Es war den freunden der englischen litteraturkunde schon seit langen jahren bekannt, dass Hallam lord Tennyson eifrig mit der abfassung eines umfangreichen werkes über den vor einem lustrum verstorbenen Alfred Tennyson beschäftigt sei und dass er alle noch lebenden freunde des dichters zur mitarbeiterschaft herangezogen habe. Das werk ist nun zu October dieses jahres erschienen und liegt in zwei stattlichen bänden, die zusammen über tausend seiten umfassen, vor uns.

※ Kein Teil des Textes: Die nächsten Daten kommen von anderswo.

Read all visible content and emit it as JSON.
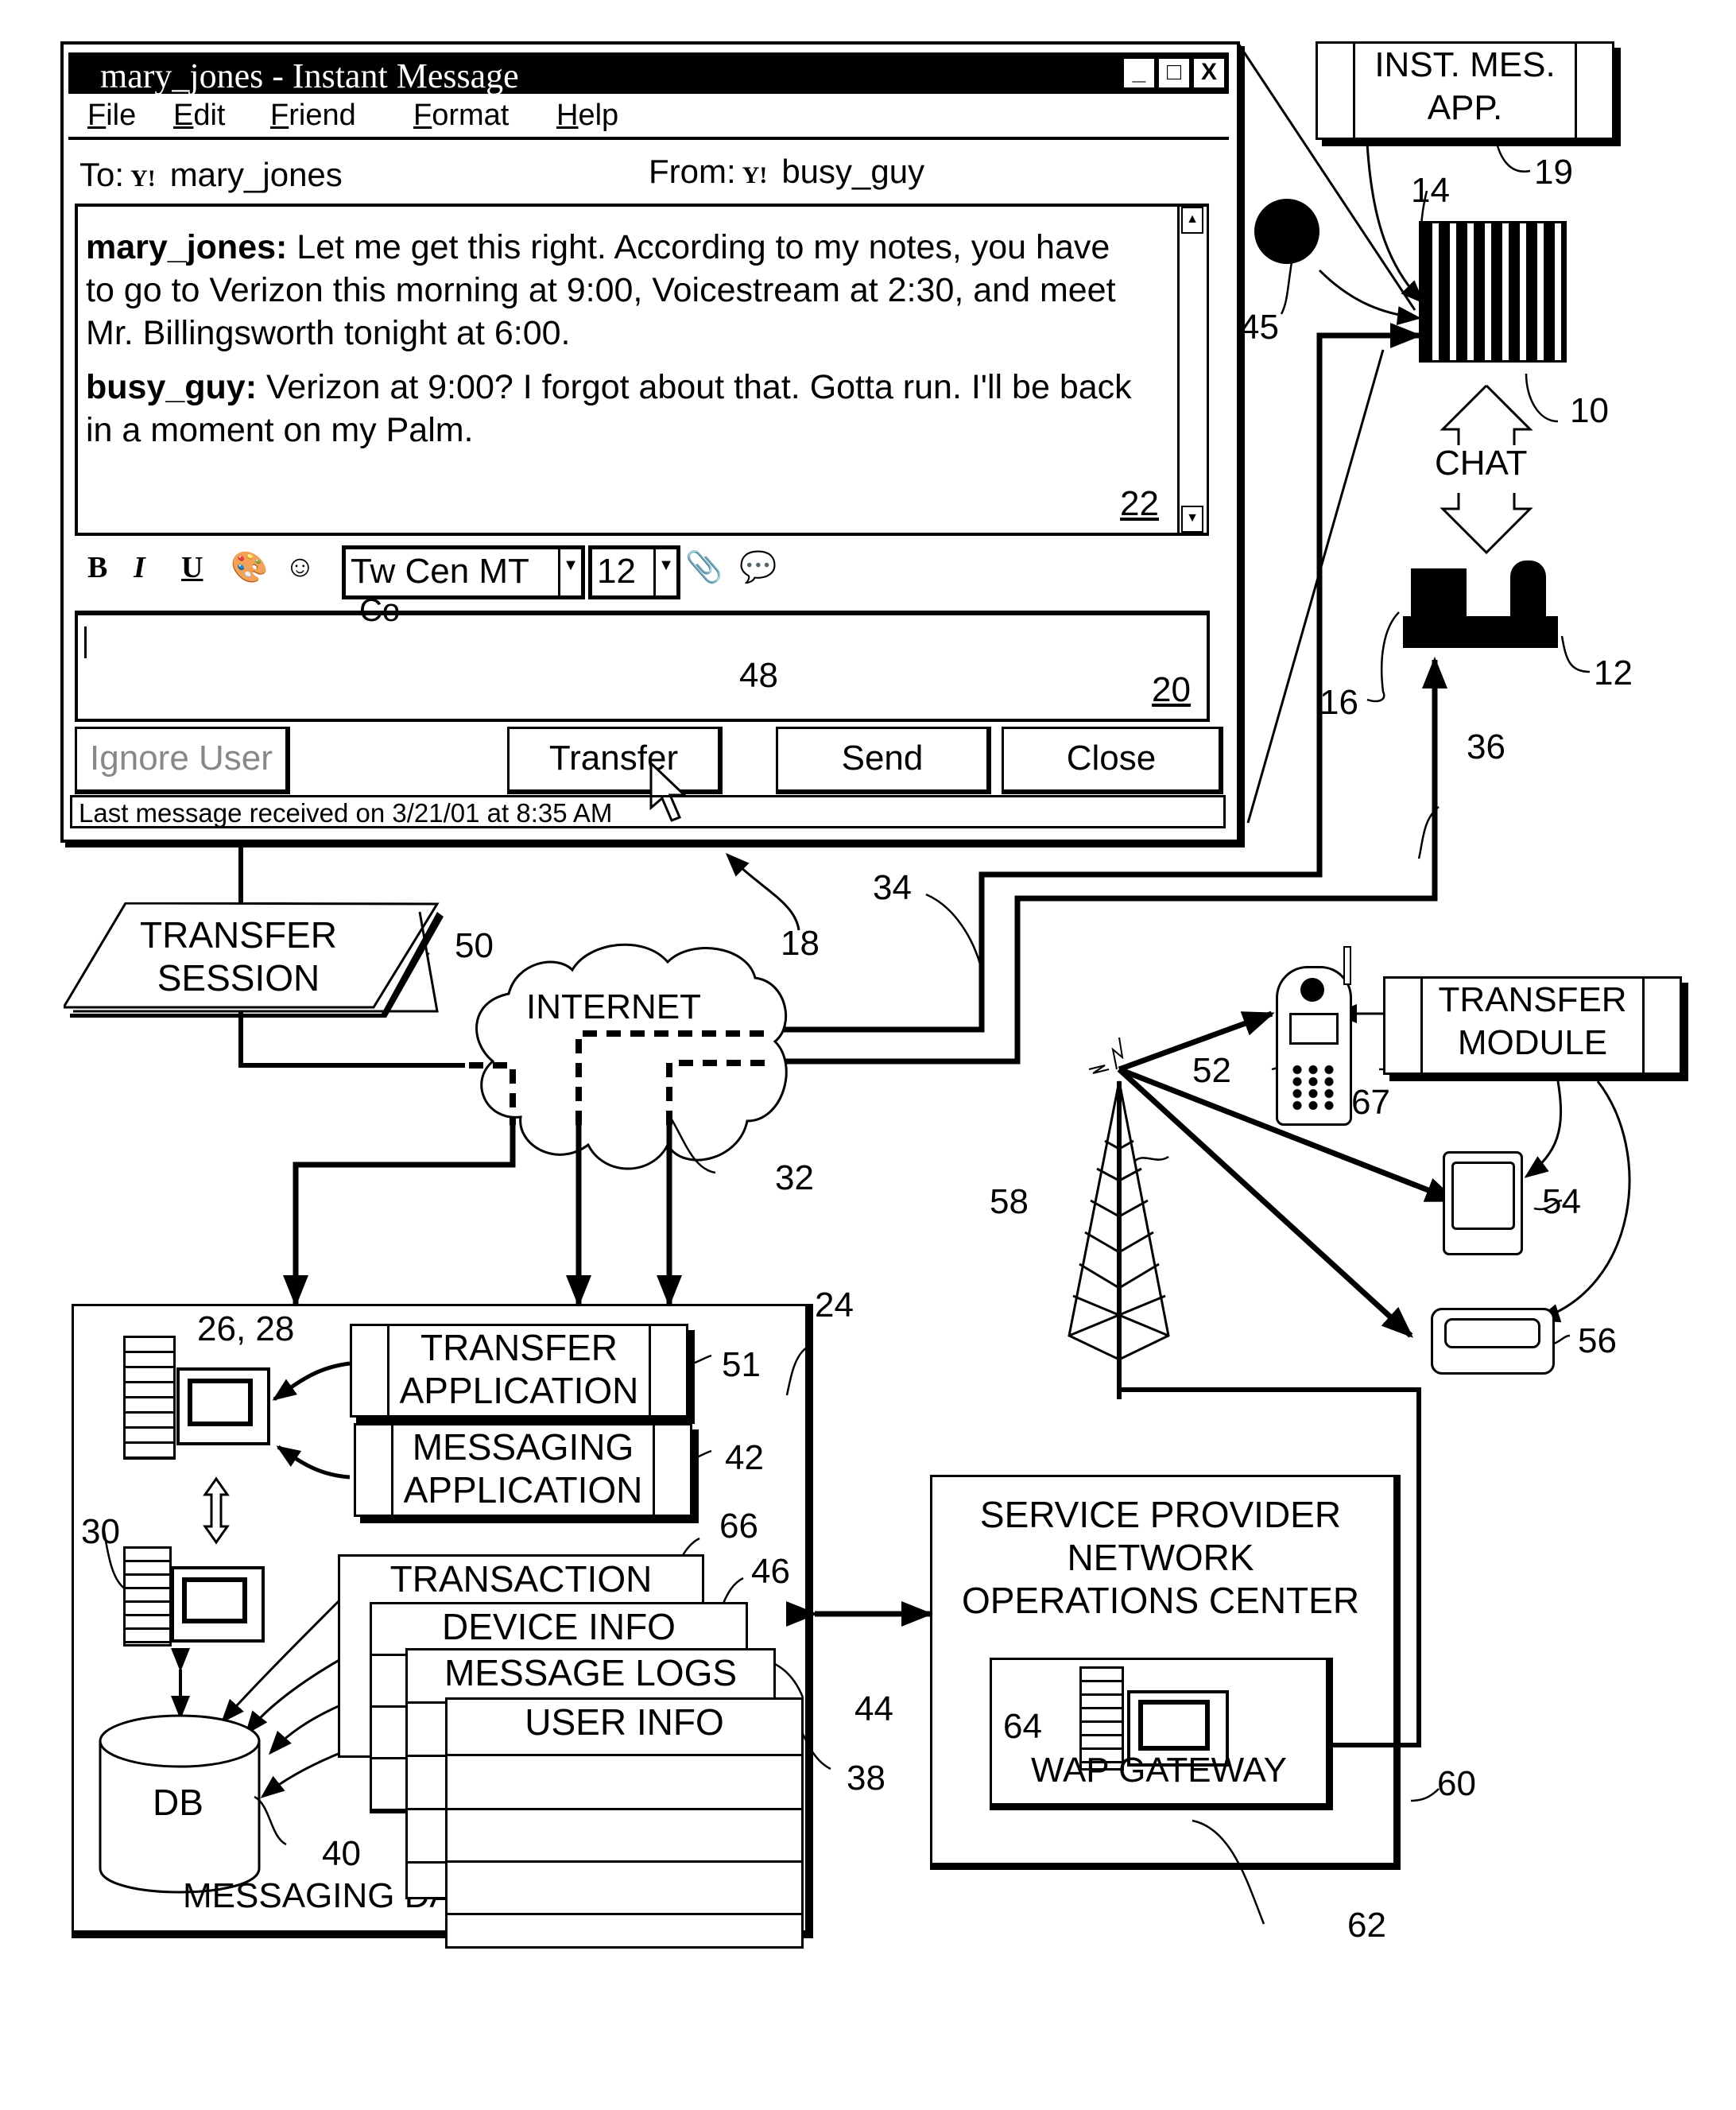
{
  "window": {
    "title": "mary_jones - Instant Message",
    "controls": {
      "minimize": "_",
      "maximize": "□",
      "close": "X"
    },
    "menu": [
      "File",
      "Edit",
      "Friend",
      "Format",
      "Help"
    ],
    "to_label": "To:",
    "to_user": "mary_jones",
    "from_label": "From:",
    "from_user": "busy_guy",
    "messenger_logo": "Y!",
    "history": [
      {
        "sender": "mary_jones:",
        "text": " Let me get this right.  According to my notes, you have to go to Verizon this morning at 9:00, Voicestream at 2:30, and meet Mr. Billingsworth tonight at 6:00."
      },
      {
        "sender": "busy_guy:",
        "text": "  Verizon at 9:00?  I forgot about that.  Gotta run.  I'll be back in a moment on my Palm."
      }
    ],
    "history_ref": "22",
    "toolbar": {
      "bold": "B",
      "italic": "I",
      "underline": "U",
      "icons": [
        "palette-icon",
        "smiley-icon",
        "attach-icon",
        "voice-chat-icon"
      ],
      "font_value": "Tw Cen MT",
      "size_value": "12",
      "stray_text": "Co"
    },
    "compose_value": "",
    "compose_ref": "20",
    "buttons": {
      "ignore": "Ignore User",
      "transfer": "Transfer",
      "send": "Send",
      "close": "Close"
    },
    "transfer_ref": "48",
    "status": "Last message received on 3/21/01 at 8:35 AM",
    "window_ref": "18"
  },
  "right_top": {
    "im_app": {
      "line1": "INST. MES.",
      "line2": "APP.",
      "ref": "19"
    },
    "refs": {
      "photo": "10",
      "photo_arrow": "14",
      "buddy_icon": "45",
      "desktop_user": "12",
      "desktop_line": "16"
    },
    "chat_label": "CHAT"
  },
  "links": {
    "internet_to_photo": "34",
    "internet_to_desktop": "36"
  },
  "transfer_session": {
    "line1": "TRANSFER",
    "line2": "SESSION",
    "ref": "50"
  },
  "internet": {
    "label": "INTERNET",
    "ref": "32"
  },
  "wireless": {
    "tower_ref": "58",
    "phone_ref": "52",
    "pda_ref": "54",
    "pager_ref": "56",
    "transfer_module": {
      "line1": "TRANSFER",
      "line2": "MODULE",
      "ref": "67"
    }
  },
  "data_center": {
    "label": "MESSAGING DATA CENTER",
    "ref": "24",
    "server_ref": "26, 28",
    "server2_ref": "30",
    "transfer_app": {
      "line1": "TRANSFER",
      "line2": "APPLICATION",
      "ref": "51"
    },
    "messaging_app": {
      "line1": "MESSAGING",
      "line2": "APPLICATION",
      "ref": "42"
    },
    "tables": [
      {
        "label": "TRANSACTION",
        "ref": "66"
      },
      {
        "label": "DEVICE INFO",
        "ref": "46"
      },
      {
        "label": "MESSAGE LOGS",
        "ref": "44"
      },
      {
        "label": "USER INFO",
        "ref": "38"
      }
    ],
    "db": {
      "label": "DB",
      "ref": "40"
    }
  },
  "noc": {
    "line1": "SERVICE PROVIDER",
    "line2": "NETWORK",
    "line3": "OPERATIONS CENTER",
    "ref": "60",
    "gateway": {
      "label": "WAP GATEWAY",
      "ref": "62",
      "server_ref": "64"
    }
  }
}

Diejenigen werden sich arg enttäuscht sehen, die von dem sohne des Poeta laureatus eine biographie erwarteten, welche in wohlgeordneter, gleichmässig dahinfliessender darstellung das wachsen und ausreifen der hochbegabten dichternatur anschaulich schilderte, welche den vielen und vielgestalteten einflüssen liebevoll nachginge, die auf den geist des ewig-jungen poeten einwirkten, welche die quellen aufdeckte, aus denen er kraft und anregung für seine kunst geschöpft. Da Alfred Tennyson den ausdrücklichen wunsch geäussert hatte, es möge in dem lebensabriss, den Hallam zu geben plante, die hand des sohnes so wenig wie möglich sichtbar sein, so musste sich letzterer damit begnügen, alles biographische material, dessen veröffentlichung sein vater gestattete, zu ordnen und zu sichten, aussprüche, tagebuchaufzeichnungen, manuscript - anmerkungen zu einzelnen gedichten, notizen von freunden und freundinnen des dichters in chronologischer folge zusammenzustellen, aus den briefen von und an Tennyson (es lagen ihm an 40 000 briefe vor) eine umsichtige auswahl zu treffen und sie an der richtigen stelle einzuschalten, das ganze durch einen kurzen verbindenden text zusammenzuhalten, der sich auf das allernöthigste beschränkt. Nur da, wo wenig schriftliche aufzeichnungen erhalten sind, wo der verfasser nothgedrungen aus seiner eigenen erinnerung an das was er selbst miterlebte oder aus des vaters munde hat erzählen hören, schöpfen und mittheilen muss, wagt es Hallam, in den vordergrund zu treten. Da kommt Hallam denn eigentlich nur in den ersten und in den letzten capiteln so recht zu wort. Man hört ihm gerne zu und bedauert nur, dass er sonst ein gar wortkarger berichterstatter ist.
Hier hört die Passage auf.